The festival focuses on the rare delicacies of forgotten recipes, which have been somehow preserved and nurtured over the years and passed on to generations.
It’s always an emotional affair to go back to the roots and culinary roots surely bring back some amazing and nostalgic memories. Keeping the same in mind Vickrham Vicky and Maneesh Srivastava, who are the brains behind Desi Connoisseurs is organising Dawat-e-dastan at Four Points By Sheraton New Delhi, a journey to relish the delicacies of the bygone era. The festival focuses on the rare delicacies of forgotten recipes, which have been somehow preserved and nurtured over the years and passed on to generations.
This festival is nothing less than a emotional journey for curators of the festival. They along with our Executive Chef Naresh Kharbhanda have worked hard to relive those gone by years and have tried to bring the same essence for you. In the words of Vickrham Vicky who is absolutely nostalgic about his childhood food experiences during his growing up years says “Partition of India is one of the most revolutionary and turmoil ridden events in the history of our nation. This huge migration of people on the face changed everything. Food too, like other things, evolved, developed and gave itself a new identity. The Partition of India led to the development of a new food culture in many parts of the country, which displays a blend of pre and post Partition traditions.
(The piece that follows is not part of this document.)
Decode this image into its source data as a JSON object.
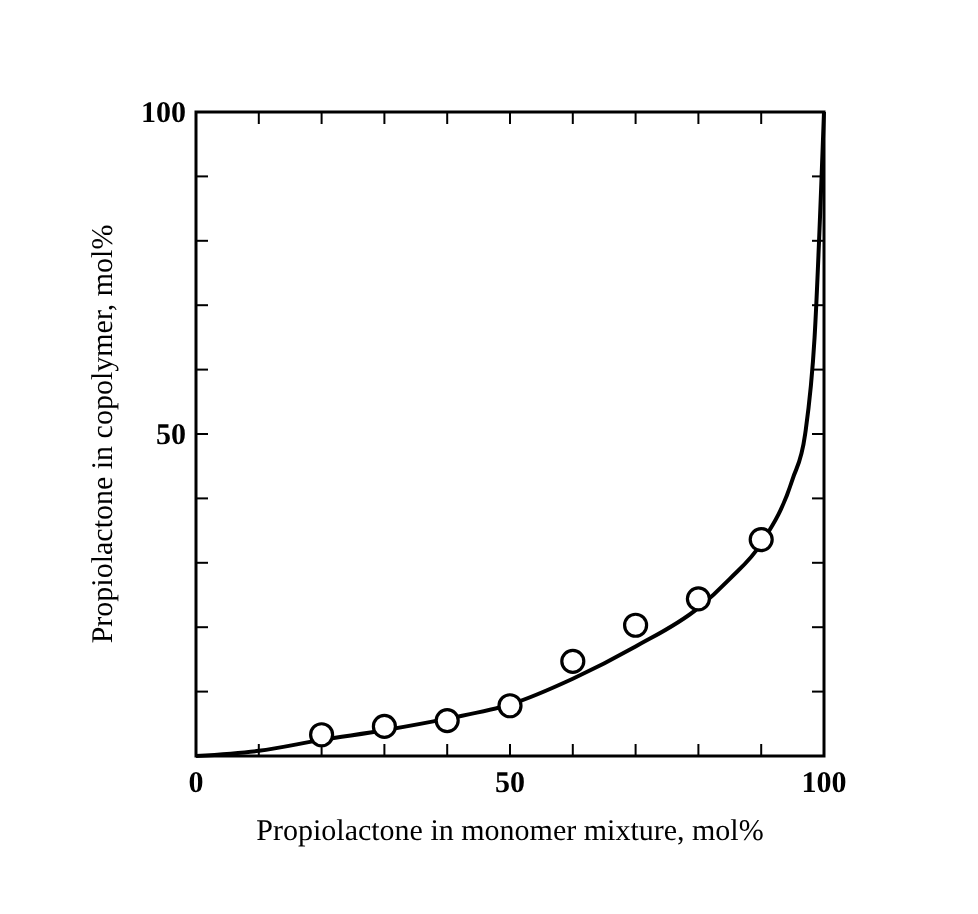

But we forgot the originality of the home style food which was influenced from so many regions including Turkish, Afghanistan and other Arabic countries.
As a child, I experienced so much whilst staying with my Nana and Nani Ji who hailed from Peshawar and Rawalpindi regions of West Punjab. Nana Ji ‘s father was a Police Superintendent in the British government and that influence created so many food memories which normally couldn’t have happened. I had grown up seeing big dawats /feasts at our house, these experiences had a big impact on my life and I used to ask a lot of questions on food and related things to my Nana ji who was a big foodie and a good cook”.
The festival sees dishes like Maa ki Dal , Baingan Bhartha, Chole Murgh, Peshawari Chapli Kebab , Aam Papad Paneer Tikkas , Aloo Wadiyan , Bhuni Maash Ki Dal, Besan ke Amalkare and so much more including the Tandoori culture which almost invaded the North part of India with its irresistible tikkas and tandoori breads. The festival sees a cyclic menu each day as it will showcase certain new dishes and run a few dishes most of the days.
This festival is on till 13th March and only for dinner.
Vickrham Vicky had shared a recipe from this grandfather’s kitchen.
Peshawari Chapli Kebab
• Lamb/Mutton Mince 500 gm
• Onions chopped ½ cup
• Dried Pomegranate seeds (crushed, 1 tsp Besan/Gram flour or Yellow Corn flour (makki atta) 2 tbsp
• Green chilies (chopped) 3-4
• Salt to taste
• Garam Masala 1 tsp
• Red chili flakes 2 tsp
• Whole Coriander seeds (slightly crushed)
• 1 tbsp Green Coriander leaves
• 1-2 Eggs
• 1 Tomato (chopped)
• 150 ml Oil for frying
• 1 tomato sliced
• In a bowl, add lamb mince, crushed pomegranate seeds, Garam masala powder, flour, green chilies, salt, red chili flakes, coriander seeds, coriander leaves, onion and egg.
• Mix well for 4-5 min. Now add chopped tomato and mix lightly.
• Refrigerate mixture for 30 minutes. Make patties with hands roughly and place a tomato slice on top. Then heat oil and fry each side for 4-5 min on low flame until it done. Keep basting with oil while frying till both sides get a slightly darker tone than golden brown.